Starting with the 1960 presidential debate between then-Sen. John F. Kennedy and then-Vice President Richard Nixon, though, the visual and performative aspects of the presidency became ever more important, culminating in 1980, with the election of a trained Hollywood actor, Ronald Reagan, to the White House.
While aides maintained that Biden was still sharp behind closed doors, there were outward signs that he no longer had the stamina he had earlier in his career. Fewer nighttime events appeared on his schedule and his public misstatements became more frequent.
Four decades earlier, Reagan, the consummate performer, in his second term was exhibiting signs of the Alzheimer’s diagnosis he shared with the nation six years after he left Washington. A U.S. senator from Florida who arranged a meeting with him to discuss the space shuttle programme in the mid-1980s wound up chit-chatting about random other Florida matters — and only learned later that aides had neglected to write “space shuttle” on the three-by-five index card Reagan was handed at the start of the meeting.
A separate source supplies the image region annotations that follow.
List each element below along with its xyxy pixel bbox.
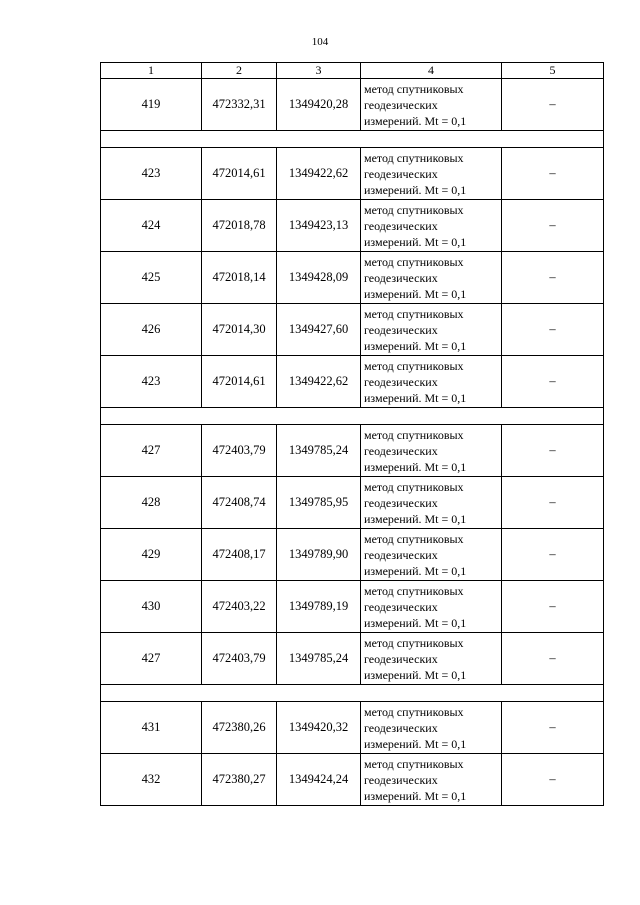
note-cell: – [502,356,604,408]
method-text-line: измерений. Mt = 0,1 [364,459,467,474]
point-number-cell: 424 [101,200,202,252]
y-coordinate-cell: 1349422,62 [277,356,361,408]
y-coordinate-cell: 1349420,32 [277,702,361,754]
method-cell [361,633,502,685]
method-text-line: геодезических [364,270,438,285]
page-number: 104 [311,36,329,48]
header-cell: 4 [361,63,502,79]
point-number-cell: 431 [101,702,202,754]
table-row [101,356,604,408]
method-cell [361,148,502,200]
point-number-cell: 430 [101,581,202,633]
method-cell [361,477,502,529]
note-cell: – [502,477,604,529]
table-separator-row [101,408,604,425]
method-text-line: измерений. Mt = 0,1 [364,390,467,405]
method-text-line: метод спутниковых [364,635,464,650]
method-cell [361,581,502,633]
x-coordinate-cell: 472014,30 [202,304,277,356]
x-coordinate-cell: 472408,17 [202,529,277,581]
method-text-line: геодезических [364,599,438,614]
method-cell [361,754,502,806]
point-number-cell: 426 [101,304,202,356]
method-text-line: геодезических [364,322,438,337]
method-text-line: геодезических [364,772,438,787]
method-text-line: метод спутниковых [364,583,464,598]
method-text-line: измерений. Mt = 0,1 [364,667,467,682]
y-coordinate-cell: 1349785,95 [277,477,361,529]
method-text-line: геодезических [364,495,438,510]
y-coordinate-cell: 1349422,62 [277,148,361,200]
method-cell [361,702,502,754]
method-text-line: измерений. Mt = 0,1 [364,511,467,526]
method-text-line: измерений. Mt = 0,1 [364,182,467,197]
x-coordinate-cell: 472403,79 [202,425,277,477]
table-row [101,477,604,529]
point-number-cell: 423 [101,356,202,408]
method-text-line: метод спутниковых [364,756,464,771]
method-text-line: метод спутниковых [364,254,464,269]
y-coordinate-cell: 1349789,19 [277,581,361,633]
note-cell: – [502,79,604,131]
x-coordinate-cell: 472332,31 [202,79,277,131]
method-text-line: метод спутниковых [364,531,464,546]
table-row [101,633,604,685]
header-row [101,63,604,79]
method-text-line: измерений. Mt = 0,1 [364,563,467,578]
method-text-line: метод спутниковых [364,202,464,217]
note-cell: – [502,702,604,754]
x-coordinate-cell: 472408,74 [202,477,277,529]
table-row [101,702,604,754]
x-coordinate-cell: 472380,26 [202,702,277,754]
method-cell [361,425,502,477]
table-row [101,754,604,806]
point-number-cell: 429 [101,529,202,581]
y-coordinate-cell: 1349428,09 [277,252,361,304]
method-text-line: измерений. Mt = 0,1 [364,338,467,353]
method-text-line: геодезических [364,443,438,458]
note-cell: – [502,529,604,581]
note-cell: – [502,581,604,633]
method-cell [361,529,502,581]
method-cell [361,356,502,408]
x-coordinate-cell: 472014,61 [202,356,277,408]
method-text-line: метод спутниковых [364,150,464,165]
method-cell [361,304,502,356]
coordinates-table [100,62,604,806]
note-cell: – [502,754,604,806]
header-cell: 3 [277,63,361,79]
table-body [101,63,604,806]
y-coordinate-cell: 1349789,90 [277,529,361,581]
note-cell: – [502,148,604,200]
method-text-line: метод спутниковых [364,306,464,321]
point-number-cell: 432 [101,754,202,806]
separator-cell [101,408,604,425]
header-cell: 5 [502,63,604,79]
method-text-line: измерений. Mt = 0,1 [364,286,467,301]
point-number-cell: 427 [101,633,202,685]
table-row [101,425,604,477]
note-cell: – [502,304,604,356]
table-row [101,581,604,633]
separator-cell [101,685,604,702]
method-cell [361,252,502,304]
note-cell: – [502,633,604,685]
point-number-cell: 423 [101,148,202,200]
method-text-line: измерений. Mt = 0,1 [364,113,467,128]
method-text-line: геодезических [364,720,438,735]
table-row [101,148,604,200]
x-coordinate-cell: 472018,78 [202,200,277,252]
method-text-line: геодезических [364,97,438,112]
separator-cell [101,131,604,148]
note-cell: – [502,200,604,252]
header-cell: 1 [101,63,202,79]
table-row [101,200,604,252]
table-row [101,79,604,131]
y-coordinate-cell: 1349424,24 [277,754,361,806]
x-coordinate-cell: 472403,22 [202,581,277,633]
point-number-cell: 419 [101,79,202,131]
method-text-line: геодезических [364,651,438,666]
method-text-line: метод спутниковых [364,81,464,96]
y-coordinate-cell: 1349423,13 [277,200,361,252]
point-number-cell: 427 [101,425,202,477]
method-text-line: геодезических [364,374,438,389]
method-text-line: метод спутниковых [364,427,464,442]
y-coordinate-cell: 1349420,28 [277,79,361,131]
table-row [101,304,604,356]
method-cell [361,79,502,131]
y-coordinate-cell: 1349427,60 [277,304,361,356]
x-coordinate-cell: 472403,79 [202,633,277,685]
table-separator-row [101,685,604,702]
method-text-line: измерений. Mt = 0,1 [364,234,467,249]
method-text-line: метод спутниковых [364,358,464,373]
y-coordinate-cell: 1349785,24 [277,633,361,685]
header-cell: 2 [202,63,277,79]
method-text-line: геодезических [364,166,438,181]
method-text-line: метод спутниковых [364,479,464,494]
method-text-line: геодезических [364,218,438,233]
x-coordinate-cell: 472380,27 [202,754,277,806]
method-cell [361,200,502,252]
method-text-line: измерений. Mt = 0,1 [364,788,467,803]
method-text-line: метод спутниковых [364,704,464,719]
note-cell: – [502,252,604,304]
point-number-cell: 428 [101,477,202,529]
method-text-line: измерений. Mt = 0,1 [364,615,467,630]
point-number-cell: 425 [101,252,202,304]
table-separator-row [101,131,604,148]
x-coordinate-cell: 472014,61 [202,148,277,200]
x-coordinate-cell: 472018,14 [202,252,277,304]
y-coordinate-cell: 1349785,24 [277,425,361,477]
note-cell: – [502,425,604,477]
table-row [101,529,604,581]
method-text-line: измерений. Mt = 0,1 [364,736,467,751]
table-row [101,252,604,304]
method-text-line: геодезических [364,547,438,562]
Without those cards, he was lost.
But Reagan never had to face an opponent or the voters again. Biden did, and stubbornly insisted on pushing ahead, at times arguing that he was best positioned to defeat Trump a second time.
That assertion cannot be tested, although polling last summer indicated he would have suffered a far bigger loss than the 1.6 percentage point defeat taken by Harris. It also cannot be known how a full-on Democratic primary season might have unfolded had Biden announced in 2022 that he would not run again. Incumbency is an enormous advantage in presidential elections — most incumbents in modern history have gone on to win a second term — and an open primary might have produced a nominee so scarred in that process as to guarantee a loss in November.
“Almost everyone assumed that Biden was the transitional president he promised to be. That meant one term and out. His decision to run again was foolish,” said Larry Sabato, director of the University of Virginia’s Center for Politics. “And fatal to Democratic chances.”
In any event, Biden appears acutely aware Americans are not terribly fond of him at the moment. In his farewell address Wednesday from the Oval Office, he reminded viewers that the biggest accomplishments of his administration – new highways, new factories, lower drug prices for seniors — have only recently gotten started.
“It will take time to feel the full impact of all we’ve done together,” he said. “But the seeds are planted, and they’ll grow and they’ll bloom for decades to come.”